You don’t necessarily have to be a millionaire or build an airstrip of your own to have a runway in the backyard. There are plenty of pilots who are living the dream on a grass strip built by someone else.
Mike Beckett of Yelm, Washington, is one of these pilots. Beckett, a private pilot and A&P technician, has been living at the Flying B (8WA0) since 2014. The airport sports a 2,200- by 60-foot turf runway located approximately 19.6 miles southeast of Olympia Regional Airport (KOLM) as the Cessna flies. The runway, aligned 13/31, has a 400-foot overrun and power lines off the extended centerline.
The Flying B is an airpark, which means most of the homes there have airplane hangars attached to them. Beckett, who is now a 100-hour pilot, moved to the Flying B before he had his private pilot certificate, calling it a logistical advantage and cost-saving measure.
“I moved here to make owning an airplane more convenient and economical as far as paying for a hangar,” he said. “It doesn’t sound like it would be, because most pilots seem to equate living on a private runway as very expensive. However, not all airparks have million-dollar homes on them.

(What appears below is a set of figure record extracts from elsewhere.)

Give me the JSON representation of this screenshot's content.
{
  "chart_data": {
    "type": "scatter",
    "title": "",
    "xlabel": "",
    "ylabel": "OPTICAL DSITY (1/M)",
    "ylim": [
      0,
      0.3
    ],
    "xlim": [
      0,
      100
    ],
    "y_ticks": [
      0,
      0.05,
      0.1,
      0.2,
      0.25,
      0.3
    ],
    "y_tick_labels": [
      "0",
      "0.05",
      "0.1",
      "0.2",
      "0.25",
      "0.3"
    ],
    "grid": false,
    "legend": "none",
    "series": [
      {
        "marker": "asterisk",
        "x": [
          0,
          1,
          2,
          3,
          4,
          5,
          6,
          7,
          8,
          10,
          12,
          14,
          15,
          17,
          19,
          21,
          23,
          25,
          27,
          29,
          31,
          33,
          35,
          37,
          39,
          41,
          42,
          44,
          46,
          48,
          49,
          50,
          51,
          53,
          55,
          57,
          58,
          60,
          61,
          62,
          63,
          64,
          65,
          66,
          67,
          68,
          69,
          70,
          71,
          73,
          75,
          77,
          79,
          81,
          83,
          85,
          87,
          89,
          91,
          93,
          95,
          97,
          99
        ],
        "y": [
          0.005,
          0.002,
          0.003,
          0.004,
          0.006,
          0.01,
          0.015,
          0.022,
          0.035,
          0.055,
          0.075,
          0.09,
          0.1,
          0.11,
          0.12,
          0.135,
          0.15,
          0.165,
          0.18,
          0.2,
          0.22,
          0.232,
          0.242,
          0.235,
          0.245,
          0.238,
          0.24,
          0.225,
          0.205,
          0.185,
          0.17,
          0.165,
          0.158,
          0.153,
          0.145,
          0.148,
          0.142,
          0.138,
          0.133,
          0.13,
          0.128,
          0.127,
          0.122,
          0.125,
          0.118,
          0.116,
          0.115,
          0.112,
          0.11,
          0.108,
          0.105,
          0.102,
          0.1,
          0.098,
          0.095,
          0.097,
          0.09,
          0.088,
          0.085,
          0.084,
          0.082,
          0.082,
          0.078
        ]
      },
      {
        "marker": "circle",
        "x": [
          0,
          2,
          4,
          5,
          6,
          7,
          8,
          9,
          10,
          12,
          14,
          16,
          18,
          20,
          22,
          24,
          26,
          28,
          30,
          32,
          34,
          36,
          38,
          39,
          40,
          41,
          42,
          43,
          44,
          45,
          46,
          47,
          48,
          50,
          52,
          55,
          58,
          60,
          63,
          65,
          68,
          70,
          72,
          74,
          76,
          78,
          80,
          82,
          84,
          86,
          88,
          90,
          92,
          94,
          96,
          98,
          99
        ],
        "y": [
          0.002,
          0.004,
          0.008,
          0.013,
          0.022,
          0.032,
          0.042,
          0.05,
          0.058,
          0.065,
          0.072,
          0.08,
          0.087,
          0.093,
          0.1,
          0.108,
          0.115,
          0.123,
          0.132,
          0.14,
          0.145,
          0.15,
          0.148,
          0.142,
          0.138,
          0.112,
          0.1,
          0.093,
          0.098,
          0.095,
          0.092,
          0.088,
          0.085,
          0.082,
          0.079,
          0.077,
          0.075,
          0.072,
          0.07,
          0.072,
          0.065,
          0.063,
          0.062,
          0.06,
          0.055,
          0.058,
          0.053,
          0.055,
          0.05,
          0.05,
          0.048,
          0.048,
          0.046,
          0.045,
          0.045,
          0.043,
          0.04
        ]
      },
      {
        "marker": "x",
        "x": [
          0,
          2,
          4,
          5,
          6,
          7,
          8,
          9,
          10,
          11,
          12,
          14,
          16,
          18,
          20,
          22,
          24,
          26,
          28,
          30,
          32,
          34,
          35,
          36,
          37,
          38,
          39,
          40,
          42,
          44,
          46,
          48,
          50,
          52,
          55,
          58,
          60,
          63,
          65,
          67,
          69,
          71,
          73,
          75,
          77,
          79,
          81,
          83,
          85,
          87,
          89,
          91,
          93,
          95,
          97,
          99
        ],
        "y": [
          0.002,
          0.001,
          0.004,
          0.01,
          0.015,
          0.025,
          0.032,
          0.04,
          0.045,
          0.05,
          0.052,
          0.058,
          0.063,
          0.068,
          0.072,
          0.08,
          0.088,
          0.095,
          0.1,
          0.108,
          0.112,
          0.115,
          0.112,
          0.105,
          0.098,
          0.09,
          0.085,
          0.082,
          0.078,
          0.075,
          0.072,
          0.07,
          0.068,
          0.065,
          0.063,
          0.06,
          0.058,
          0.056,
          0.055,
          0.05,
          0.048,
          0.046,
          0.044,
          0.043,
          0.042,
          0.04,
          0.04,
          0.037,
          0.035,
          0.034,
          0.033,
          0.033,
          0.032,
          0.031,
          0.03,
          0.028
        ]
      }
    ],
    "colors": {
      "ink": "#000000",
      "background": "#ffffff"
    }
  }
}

“Some more out-of-the-way airparks’ home values are similar in price comparison to homes in the surrounding area.”
Beckett said the financials penciled out for him when he realized that instead of paying for hangar rental for his aircraft, the hangar, which is part of his house, was covered in the mortgage payment.
A Team Effort
Beckett was a student pilot when he moved to the Flying B. One of the first life lessons he received was that there were days during the rainy season (let’s be real—that’s pretty much year-round for western Washington) when the runway was too soggy to use and no flying took place.
“I’m told by the original builder of the runway that tons of rocky fill was brought in to build it up so it would drain better. We have very little topsoil that sits on a clay base, and there is very little drainage fall from the runway to the surrounding road ditches, so the water has a tendency to hang around,” he explained.

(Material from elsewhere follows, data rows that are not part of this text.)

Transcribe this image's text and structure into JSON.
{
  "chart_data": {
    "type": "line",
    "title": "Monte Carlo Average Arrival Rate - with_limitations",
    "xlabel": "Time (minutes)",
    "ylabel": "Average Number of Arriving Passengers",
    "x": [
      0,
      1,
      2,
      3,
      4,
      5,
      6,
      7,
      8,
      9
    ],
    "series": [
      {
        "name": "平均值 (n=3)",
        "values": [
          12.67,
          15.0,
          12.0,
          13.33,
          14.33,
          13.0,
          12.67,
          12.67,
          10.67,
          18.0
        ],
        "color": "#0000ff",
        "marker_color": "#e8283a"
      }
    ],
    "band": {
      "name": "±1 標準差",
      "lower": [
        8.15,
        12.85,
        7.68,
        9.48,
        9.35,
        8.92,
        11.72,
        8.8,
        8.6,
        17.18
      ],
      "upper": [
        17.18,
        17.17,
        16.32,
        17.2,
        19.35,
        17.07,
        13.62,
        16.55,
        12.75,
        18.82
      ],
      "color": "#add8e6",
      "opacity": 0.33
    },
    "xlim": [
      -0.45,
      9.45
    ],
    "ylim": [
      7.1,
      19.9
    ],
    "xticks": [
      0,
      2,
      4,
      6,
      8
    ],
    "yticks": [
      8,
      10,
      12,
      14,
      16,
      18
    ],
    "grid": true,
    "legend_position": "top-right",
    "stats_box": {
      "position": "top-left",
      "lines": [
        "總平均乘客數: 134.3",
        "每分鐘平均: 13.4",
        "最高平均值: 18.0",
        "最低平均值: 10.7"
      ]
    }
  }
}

The residents take turns performing airport maintenance like mowing and fertilizing the grass. In the winter when the snow falls, there is a tacit agreement among the homeowners that it is “use at your own risk.”
The airport is not open to the public—just to the 20 or so residents who live there—and occasionally to their invited guests.

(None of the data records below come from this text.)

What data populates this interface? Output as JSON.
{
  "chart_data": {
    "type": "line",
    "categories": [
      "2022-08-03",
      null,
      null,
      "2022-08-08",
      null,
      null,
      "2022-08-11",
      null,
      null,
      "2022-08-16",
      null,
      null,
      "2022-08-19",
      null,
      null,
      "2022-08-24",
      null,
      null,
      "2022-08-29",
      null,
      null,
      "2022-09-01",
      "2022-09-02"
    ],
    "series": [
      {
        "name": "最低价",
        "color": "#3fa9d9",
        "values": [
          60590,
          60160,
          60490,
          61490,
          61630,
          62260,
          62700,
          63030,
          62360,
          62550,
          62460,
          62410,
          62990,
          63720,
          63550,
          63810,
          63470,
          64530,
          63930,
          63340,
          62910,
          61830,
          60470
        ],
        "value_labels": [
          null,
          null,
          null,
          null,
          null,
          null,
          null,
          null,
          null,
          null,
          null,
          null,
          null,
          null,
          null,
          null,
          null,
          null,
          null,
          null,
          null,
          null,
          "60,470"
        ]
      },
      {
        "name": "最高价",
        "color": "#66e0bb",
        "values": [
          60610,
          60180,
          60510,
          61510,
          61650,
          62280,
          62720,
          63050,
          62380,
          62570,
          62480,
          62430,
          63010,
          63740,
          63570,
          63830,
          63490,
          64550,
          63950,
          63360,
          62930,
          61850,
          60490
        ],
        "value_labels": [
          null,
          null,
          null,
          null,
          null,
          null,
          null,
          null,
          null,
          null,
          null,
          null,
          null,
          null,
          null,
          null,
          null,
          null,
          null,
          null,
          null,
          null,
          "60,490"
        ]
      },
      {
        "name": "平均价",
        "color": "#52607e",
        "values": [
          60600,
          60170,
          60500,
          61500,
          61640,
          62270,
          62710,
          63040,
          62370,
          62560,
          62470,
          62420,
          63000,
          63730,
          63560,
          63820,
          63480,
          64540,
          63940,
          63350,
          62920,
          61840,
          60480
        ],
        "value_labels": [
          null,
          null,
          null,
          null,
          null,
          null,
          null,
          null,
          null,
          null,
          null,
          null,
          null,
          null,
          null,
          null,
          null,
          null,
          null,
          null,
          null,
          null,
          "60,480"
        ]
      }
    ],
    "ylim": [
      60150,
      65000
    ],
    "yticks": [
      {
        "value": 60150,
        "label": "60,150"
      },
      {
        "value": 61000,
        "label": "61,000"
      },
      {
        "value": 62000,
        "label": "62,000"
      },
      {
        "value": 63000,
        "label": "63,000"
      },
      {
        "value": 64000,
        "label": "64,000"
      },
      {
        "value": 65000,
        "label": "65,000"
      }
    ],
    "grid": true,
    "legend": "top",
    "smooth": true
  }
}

Pilots who use the runway quickly learn to be sparing on the brakes, not because they will get stuck in the mud—the hard pan beneath the grass is more forgiving than most soft fields—but because the field grass is easily torn up, especially when it’s wet.
“When it is really wet in the winter, the drag from the grass will easily add about a 100 feet to your ground roll on takeoff in say a Cessna 100-series-type aircraft.
“It’s not a challenging airport, but it is only 2,200-feet long, so density altitude considerations should be taken into account for some low-powered aircraft,” Beckett said.
Beckett notes that sometimes they do get complaints from the non-aviation neighbors about aircraft noise. These are usually attributed to a pilot that has made a lower-than-normal approach or departure.
“Fortunately, those complaints come to us directly,” Beckett said. “We address these by figuring out who the pilot was and figuring out the what and the why of the low flight. Then we talk to the neighbor and address their concerns.
“Communication is key, and usually the complaint is simply the neighbor feeling unsafe. We really haven’t received any unreasonable complaints. Most of our neighbors think the airplanes and our runway [are] cool.”